Metal / Re: Celtic Frost influences
« on: July 08, 2008, 05:47:15 AM »
Every Metallica riff is an Angel Witch riff.
Yes. But of course the difference is in their arrangements, which is one thing that makes Metallica, neoclassicists with their sights on the whole of the composition, stand above Angel Witch, a one riff at-a-time band.

Interzone / Re: Thrash versus Thrash Metal
« on: July 03, 2008, 07:32:06 AM »
Speed Metal that is not transitional (to Black/Death Metal) nor technical/progressive (a la Coroner, Voivod, Artillery, etc) can be largely forgotten.

How much speed metal can really be said to be transitional, though?  It's often argued that death and black metal were logical progressions from speed metal, but that argument doesn't really hold up chronologically or aesthetically. 
It does, though.
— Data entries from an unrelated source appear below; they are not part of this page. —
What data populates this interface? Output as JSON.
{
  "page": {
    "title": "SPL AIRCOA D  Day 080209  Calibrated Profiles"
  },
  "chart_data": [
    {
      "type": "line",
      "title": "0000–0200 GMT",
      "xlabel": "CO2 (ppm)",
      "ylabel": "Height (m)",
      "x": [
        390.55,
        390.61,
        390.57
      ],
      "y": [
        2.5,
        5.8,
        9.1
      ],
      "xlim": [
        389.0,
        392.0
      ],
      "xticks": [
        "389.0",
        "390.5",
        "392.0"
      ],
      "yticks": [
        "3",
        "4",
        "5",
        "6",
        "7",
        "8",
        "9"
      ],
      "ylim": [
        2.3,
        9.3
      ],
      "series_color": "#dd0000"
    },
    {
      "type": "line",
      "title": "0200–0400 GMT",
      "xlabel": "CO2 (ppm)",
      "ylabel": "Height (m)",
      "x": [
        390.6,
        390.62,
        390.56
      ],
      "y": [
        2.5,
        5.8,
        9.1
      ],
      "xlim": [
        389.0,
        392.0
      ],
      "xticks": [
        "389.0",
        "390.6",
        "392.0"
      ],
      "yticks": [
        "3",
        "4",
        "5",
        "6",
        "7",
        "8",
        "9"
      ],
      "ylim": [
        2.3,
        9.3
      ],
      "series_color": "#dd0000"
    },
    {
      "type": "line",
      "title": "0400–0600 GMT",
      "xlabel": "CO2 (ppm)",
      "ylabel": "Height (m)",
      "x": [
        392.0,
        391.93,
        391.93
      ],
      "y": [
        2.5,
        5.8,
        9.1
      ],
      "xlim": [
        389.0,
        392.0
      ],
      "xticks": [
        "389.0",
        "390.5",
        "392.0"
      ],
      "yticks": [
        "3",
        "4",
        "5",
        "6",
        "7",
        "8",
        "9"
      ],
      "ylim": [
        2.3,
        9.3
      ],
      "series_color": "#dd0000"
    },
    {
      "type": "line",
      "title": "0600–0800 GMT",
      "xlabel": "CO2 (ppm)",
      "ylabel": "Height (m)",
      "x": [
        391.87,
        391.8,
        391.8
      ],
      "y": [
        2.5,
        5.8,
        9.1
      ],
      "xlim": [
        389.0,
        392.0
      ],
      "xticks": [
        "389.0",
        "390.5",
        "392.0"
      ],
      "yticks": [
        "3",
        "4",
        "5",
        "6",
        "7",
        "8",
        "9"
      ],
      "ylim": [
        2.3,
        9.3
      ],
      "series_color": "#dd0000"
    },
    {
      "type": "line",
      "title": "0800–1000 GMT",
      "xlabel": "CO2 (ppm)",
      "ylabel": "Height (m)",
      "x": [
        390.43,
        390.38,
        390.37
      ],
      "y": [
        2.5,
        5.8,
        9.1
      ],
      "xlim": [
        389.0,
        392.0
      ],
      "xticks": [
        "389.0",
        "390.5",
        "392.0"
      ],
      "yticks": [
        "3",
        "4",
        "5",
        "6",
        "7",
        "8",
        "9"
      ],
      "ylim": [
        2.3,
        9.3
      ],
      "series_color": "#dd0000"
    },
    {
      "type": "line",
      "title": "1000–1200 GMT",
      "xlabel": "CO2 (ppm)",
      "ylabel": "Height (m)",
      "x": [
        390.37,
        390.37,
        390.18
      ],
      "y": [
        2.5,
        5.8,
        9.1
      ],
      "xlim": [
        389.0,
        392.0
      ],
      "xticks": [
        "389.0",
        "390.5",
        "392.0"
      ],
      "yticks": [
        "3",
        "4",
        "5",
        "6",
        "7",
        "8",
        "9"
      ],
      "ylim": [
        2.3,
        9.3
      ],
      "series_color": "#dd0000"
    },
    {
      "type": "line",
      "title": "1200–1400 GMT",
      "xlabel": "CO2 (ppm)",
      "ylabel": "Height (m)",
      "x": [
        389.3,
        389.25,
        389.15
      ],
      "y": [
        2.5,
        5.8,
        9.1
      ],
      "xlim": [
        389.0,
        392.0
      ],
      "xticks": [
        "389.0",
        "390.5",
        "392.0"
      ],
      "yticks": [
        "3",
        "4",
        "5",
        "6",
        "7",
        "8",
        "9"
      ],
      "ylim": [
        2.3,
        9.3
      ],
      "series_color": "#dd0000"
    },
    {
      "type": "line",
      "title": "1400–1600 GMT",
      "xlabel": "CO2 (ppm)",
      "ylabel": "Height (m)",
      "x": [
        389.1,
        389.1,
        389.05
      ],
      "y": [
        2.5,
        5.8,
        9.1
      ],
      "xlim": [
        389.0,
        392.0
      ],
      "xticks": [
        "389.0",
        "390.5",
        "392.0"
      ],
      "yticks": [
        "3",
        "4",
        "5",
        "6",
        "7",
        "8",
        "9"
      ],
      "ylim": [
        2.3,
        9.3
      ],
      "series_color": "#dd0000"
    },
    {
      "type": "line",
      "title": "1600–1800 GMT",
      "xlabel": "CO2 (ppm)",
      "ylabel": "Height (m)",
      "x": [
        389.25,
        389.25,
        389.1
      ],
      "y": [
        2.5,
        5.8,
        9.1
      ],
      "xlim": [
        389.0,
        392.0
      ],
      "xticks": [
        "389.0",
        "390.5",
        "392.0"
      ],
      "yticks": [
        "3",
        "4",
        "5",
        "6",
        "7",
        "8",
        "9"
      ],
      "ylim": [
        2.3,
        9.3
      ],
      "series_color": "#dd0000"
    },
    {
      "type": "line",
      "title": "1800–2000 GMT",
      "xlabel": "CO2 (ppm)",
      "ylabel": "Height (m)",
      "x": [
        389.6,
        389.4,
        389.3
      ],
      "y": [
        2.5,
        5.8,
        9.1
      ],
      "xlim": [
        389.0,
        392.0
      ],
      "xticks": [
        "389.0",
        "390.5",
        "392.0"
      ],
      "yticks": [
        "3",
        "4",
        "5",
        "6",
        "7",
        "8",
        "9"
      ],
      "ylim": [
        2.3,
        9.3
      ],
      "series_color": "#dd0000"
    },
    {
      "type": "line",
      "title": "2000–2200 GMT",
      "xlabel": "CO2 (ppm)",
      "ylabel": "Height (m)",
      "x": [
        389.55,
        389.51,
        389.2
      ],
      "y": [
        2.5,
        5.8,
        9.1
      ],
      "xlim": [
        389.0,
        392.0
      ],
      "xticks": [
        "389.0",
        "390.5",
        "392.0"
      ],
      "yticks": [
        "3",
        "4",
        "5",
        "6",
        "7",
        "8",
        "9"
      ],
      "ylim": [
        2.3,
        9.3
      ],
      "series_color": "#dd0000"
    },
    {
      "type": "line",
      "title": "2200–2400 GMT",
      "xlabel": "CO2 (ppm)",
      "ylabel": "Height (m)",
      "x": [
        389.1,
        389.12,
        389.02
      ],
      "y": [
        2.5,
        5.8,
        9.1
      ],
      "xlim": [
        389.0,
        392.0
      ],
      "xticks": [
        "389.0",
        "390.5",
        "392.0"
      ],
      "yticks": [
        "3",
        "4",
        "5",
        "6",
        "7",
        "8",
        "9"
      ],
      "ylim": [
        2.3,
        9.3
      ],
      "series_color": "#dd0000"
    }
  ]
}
Black and Death metal are more structurally and 'spiritually' complex than speed metal. Although hat by itsetlf isn't a guarantee for chronology, the fact remains that bands like Morbid Angel and Mayhem began playing rock 'n roll anthems with speed metal rhythms before manifesting their true identities. Black/death began with the speed metal prototype, but then diverged. It's much the same way speciation occurs - duplication of existing genes and inversions, conversions or mutations to create new genes/species.

Metal / Re: Morbid Angel - Formulas
« on: July 03, 2008, 06:46:51 AM »
I like everything except Domination, Gateways to Annihilation and Heretic. These I find dull, tedious and not as articulate as the others. Could this have something to do with Erik Rutan's presence on these albums? I know Trey is the main songwriter for the band but it would certainly explain why I enjoy Formulas Fatal to the Flesh but not these other albums.
Aye, Domination and the bunch are mediocre garbage. I can't say for sure, but Trey's brief acid expedition may have prompted a new source of inspiration for Formulas. He had to find it somewhere, I suppose.

Erik Rutan probably had nothing to do with it. Afterall, he was there for Domination, a style more akin to Rutan's borderline boorish character.